¿Hay algo más incómodo que un homenaje que sale mal? Pues imaginad que sois héroes de guerra o personas que han servido a su patria, y en lugar de recibir una estatua digna, os plantan una figura que parece sacada de un mercadillo o que os pilla en el peor momento de vuestra vida militar. Esto es exactamente lo que ha pasado con un grupo de soldados que no ha dudado en desenfundar sus abogados para enfrentarse a la escultura de la discordia. Resulta que estos monumentos, que se erigieron con la mejor de las intenciones para honrar el servicio militar, han terminado siendo el centro de una batalla legal de lo más bizarra.

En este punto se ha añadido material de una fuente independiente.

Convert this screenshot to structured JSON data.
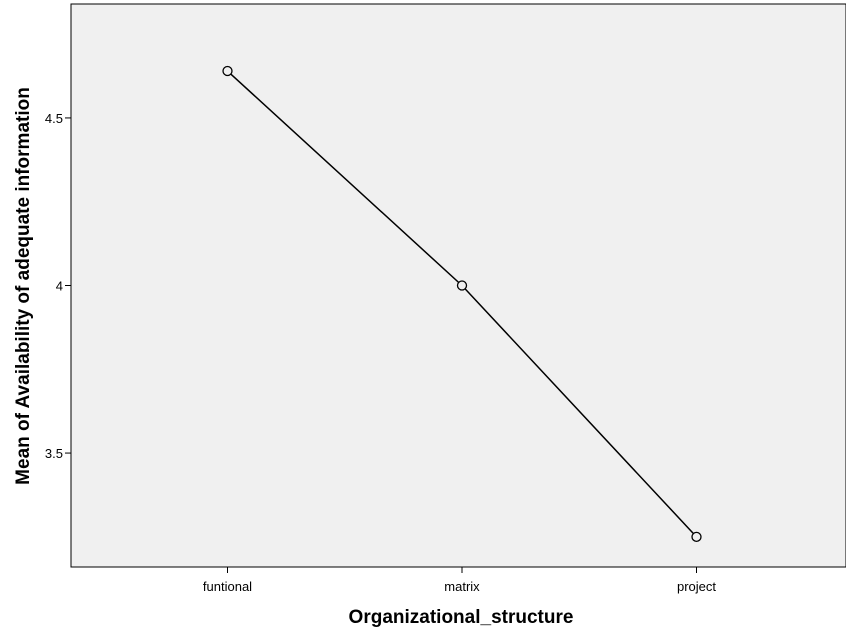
{
  "chart_data": {
    "type": "line",
    "title": "",
    "xlabel": "Organizational_structure",
    "ylabel": "Mean of Availability of adequate information",
    "categories": [
      "funtional",
      "matrix",
      "project"
    ],
    "series": [
      {
        "values": [
          4.64,
          4.0,
          3.25
        ]
      }
    ],
    "yticks": [
      "3.5",
      "4",
      "4.5"
    ],
    "ytick_values": [
      3.5,
      4.0,
      4.5
    ],
    "ylim": [
      3.16,
      4.84
    ],
    "grid": false,
    "legend": "none",
    "colors": {
      "plot_bg": "#f0f0f0",
      "line": "#000000",
      "marker_fill": "#f0f0f0"
    },
    "marker": "circle"
  }
}
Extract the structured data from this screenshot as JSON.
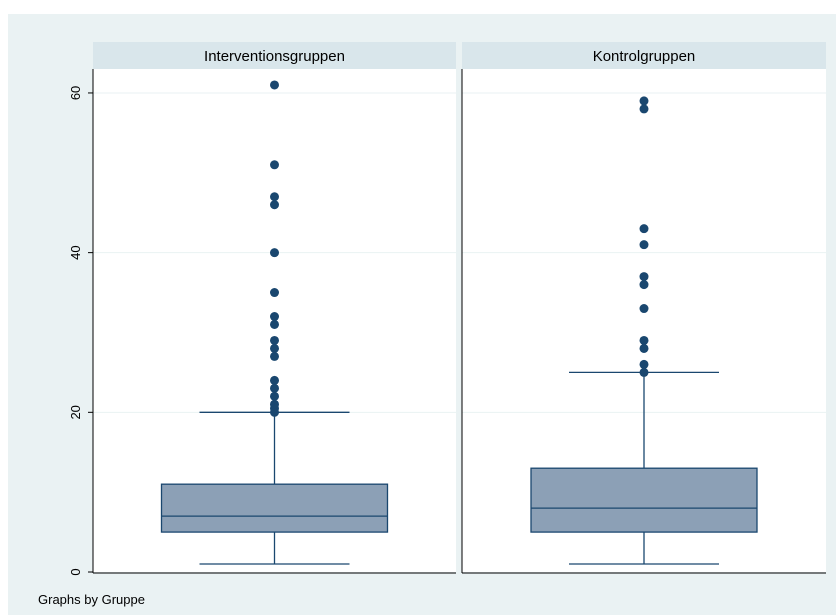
{
  "colors": {
    "outer_background": "#eaf2f3",
    "panel_background": "#ffffff",
    "strip_background": "#d9e6eb",
    "box_fill": "#8ca0b6",
    "line": "#1a476f",
    "marker": "#1a476f",
    "grid": "#eaf2f3",
    "text": "#000000"
  },
  "note": "Graphs by Gruppe",
  "chart_data": {
    "type": "box",
    "by_label": "Gruppe",
    "ylim": [
      0,
      63
    ],
    "yticks": [
      0,
      20,
      40,
      60
    ],
    "y_tick_labels": [
      "0",
      "20",
      "40",
      "60"
    ],
    "grid": true,
    "panels": [
      {
        "title": "Interventionsgruppen",
        "whisker_low": 1,
        "q1": 5,
        "median": 7,
        "q3": 11,
        "whisker_high": 20,
        "outliers": [
          20,
          20.5,
          21,
          22,
          23,
          24,
          27,
          28,
          29,
          31,
          32,
          35,
          40,
          46,
          47,
          51,
          61
        ]
      },
      {
        "title": "Kontrolgruppen",
        "whisker_low": 1,
        "q1": 5,
        "median": 8,
        "q3": 13,
        "whisker_high": 25,
        "outliers": [
          25,
          26,
          28,
          29,
          33,
          36,
          37,
          41,
          43,
          58,
          59
        ]
      }
    ]
  }
}
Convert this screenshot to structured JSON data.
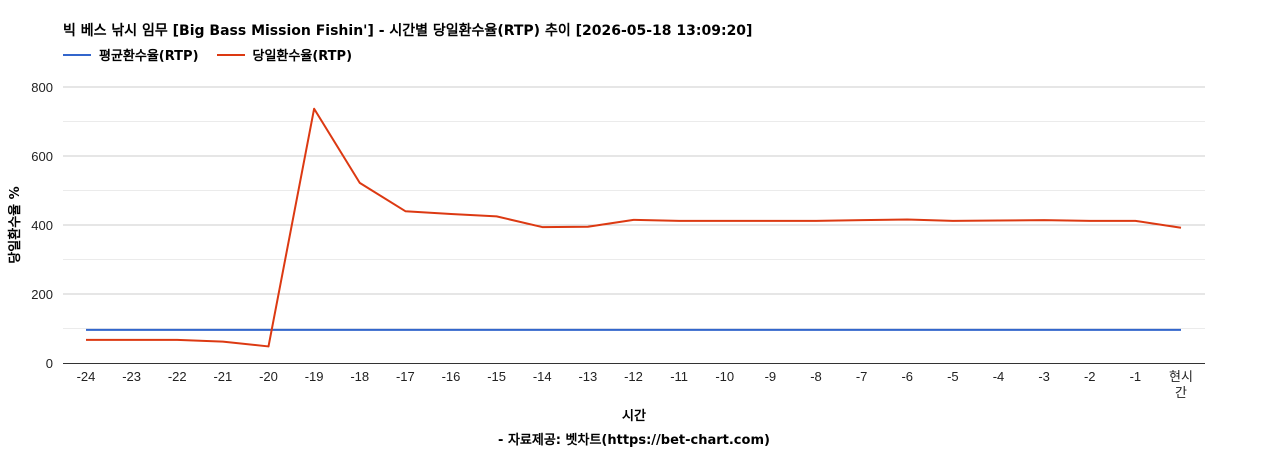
{
  "chart_data": {
    "type": "line",
    "title": "빅 베스 낚시 임무 [Big Bass Mission Fishin'] - 시간별 당일환수율(RTP) 추이 [2026-05-18 13:09:20]",
    "xlabel": "시간",
    "ylabel": "당일환수율 %",
    "categories": [
      "-24",
      "-23",
      "-22",
      "-21",
      "-20",
      "-19",
      "-18",
      "-17",
      "-16",
      "-15",
      "-14",
      "-13",
      "-12",
      "-11",
      "-10",
      "-9",
      "-8",
      "-7",
      "-6",
      "-5",
      "-4",
      "-3",
      "-2",
      "-1",
      "현시간"
    ],
    "ylim": [
      0,
      800
    ],
    "yticks": [
      0,
      200,
      400,
      600,
      800
    ],
    "grid": true,
    "legend_position": "top-left",
    "series": [
      {
        "name": "평균환수율(RTP)",
        "color": "#3366cc",
        "values": [
          96,
          96,
          96,
          96,
          96,
          96,
          96,
          96,
          96,
          96,
          96,
          96,
          96,
          96,
          96,
          96,
          96,
          96,
          96,
          96,
          96,
          96,
          96,
          96,
          96
        ]
      },
      {
        "name": "당일환수율(RTP)",
        "color": "#dc3912",
        "values": [
          67,
          67,
          67,
          62,
          48,
          737,
          522,
          440,
          432,
          425,
          394,
          395,
          415,
          412,
          412,
          412,
          412,
          414,
          416,
          412,
          413,
          414,
          412,
          412,
          392
        ]
      }
    ]
  },
  "footer": {
    "credit": "- 자료제공: 벳차트(https://bet-chart.com)"
  }
}
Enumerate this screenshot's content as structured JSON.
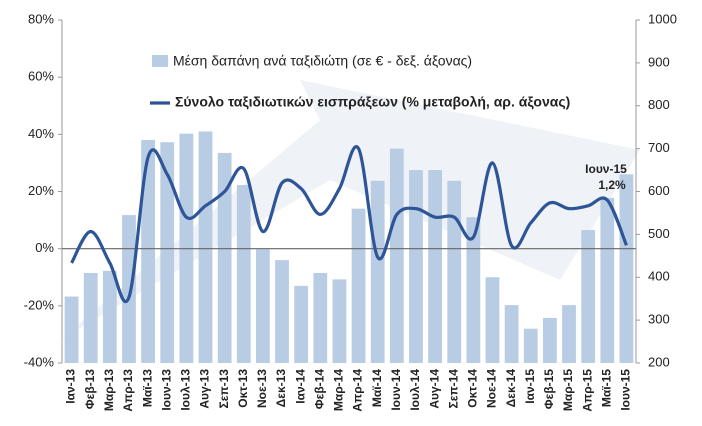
{
  "chart_data": {
    "type": "bar-line",
    "categories": [
      "Ιαν-13",
      "Φεβ-13",
      "Μαρ-13",
      "Απρ-13",
      "Μαϊ-13",
      "Ιουν-13",
      "Ιουλ-13",
      "Αυγ-13",
      "Σεπ-13",
      "Οκτ-13",
      "Νοε-13",
      "Δεκ-13",
      "Ιαν-14",
      "Φεβ-14",
      "Μαρ-14",
      "Απρ-14",
      "Μαϊ-14",
      "Ιουν-14",
      "Ιουλ-14",
      "Αυγ-14",
      "Σεπ-14",
      "Οκτ-14",
      "Νοε-14",
      "Δεκ-14",
      "Ιαν-15",
      "Φεβ-15",
      "Μαρ-15",
      "Απρ-15",
      "Μαϊ-15",
      "Ιουν-15"
    ],
    "series": [
      {
        "name": "Μέση δαπάνη ανά  ταξιδιώτη (σε € - δεξ. άξονας)",
        "color": "#b8cce4",
        "axis": "y2",
        "kind": "bar",
        "values": [
          355,
          410,
          415,
          545,
          720,
          715,
          735,
          740,
          690,
          615,
          465,
          440,
          380,
          410,
          395,
          560,
          625,
          700,
          650,
          650,
          625,
          540,
          400,
          335,
          280,
          305,
          335,
          510,
          585,
          640
        ]
      },
      {
        "name": "Σύνολο ταξιδιωτικών εισπράξεων (% μεταβολή, αρ. άξονας)",
        "color": "#2e5597",
        "kind": "line",
        "values": [
          -5,
          6,
          -5,
          -17,
          32,
          26,
          11,
          15,
          20,
          28,
          6,
          23,
          21,
          12,
          21,
          35,
          -3,
          12,
          14,
          11,
          11,
          4,
          30,
          1,
          9,
          16,
          14,
          15,
          17,
          1.2
        ]
      }
    ],
    "ylim": [
      -40,
      80
    ],
    "yticks": [
      {
        "value": -40,
        "label": "-40%"
      },
      {
        "value": -20,
        "label": "-20%"
      },
      {
        "value": 0,
        "label": "0%"
      },
      {
        "value": 20,
        "label": "20%"
      },
      {
        "value": 40,
        "label": "40%"
      },
      {
        "value": 60,
        "label": "60%"
      },
      {
        "value": 80,
        "label": "80%"
      }
    ],
    "y2lim": [
      200,
      1000
    ],
    "y2ticks": [
      200,
      300,
      400,
      500,
      600,
      700,
      800,
      900,
      1000
    ],
    "annotations": [
      {
        "text": "Ιουν-15"
      },
      {
        "text": "1,2%"
      }
    ]
  }
}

La polémica se centra en varias representaciones artísticas que, según los demandantes, no tienen ni pizca de heroicas. Estos valientes alegan que las poses en las que han sido inmortalizados no son para nada las de un militar profesional y orgulloso. Hablamos, supuestamente, de figuras que los muestran en actitudes que han sido calificadas de «torpes», «cansadas» o francamente «poco favorecedoras», llevando el concepto de realismo un poco demasiado lejos. Uno podría imaginarse a un soldado rascándose la cabeza con cara de haber olvidado algo crucial, o con un pie torcido como si acabara de resbalar, en lugar de estar en posición de firme.
La demanda presentada no es baladí. Los soldados no solo piden que se retiren estas representaciones que consideran «degradantes» e «indignas» para el cuerpo militar, sino que también exigen una compensación económica. Alegan que estas esculturas han causado un daño emocional significativo y que, en esencia, han difamado la imagen de los militares al representarlos como un grupo de despistados en lugar de profesionales. Es el colmo de la ingratitud para el artista, o quizás el colmo del arte conceptual mal entendido por parte de los homenajeados. El tribunal tendrá que decidir si estas figuras son un simple crimen estético o un ataque directo al honor castrense. Lo que está claro es que la próxima vez que se encargue una estatua de un soldado, seguro que se pedirá un boceto de la pose antes de fundir el bronce, no vaya a ser que la cara de cansancio del modelo termine costando millones.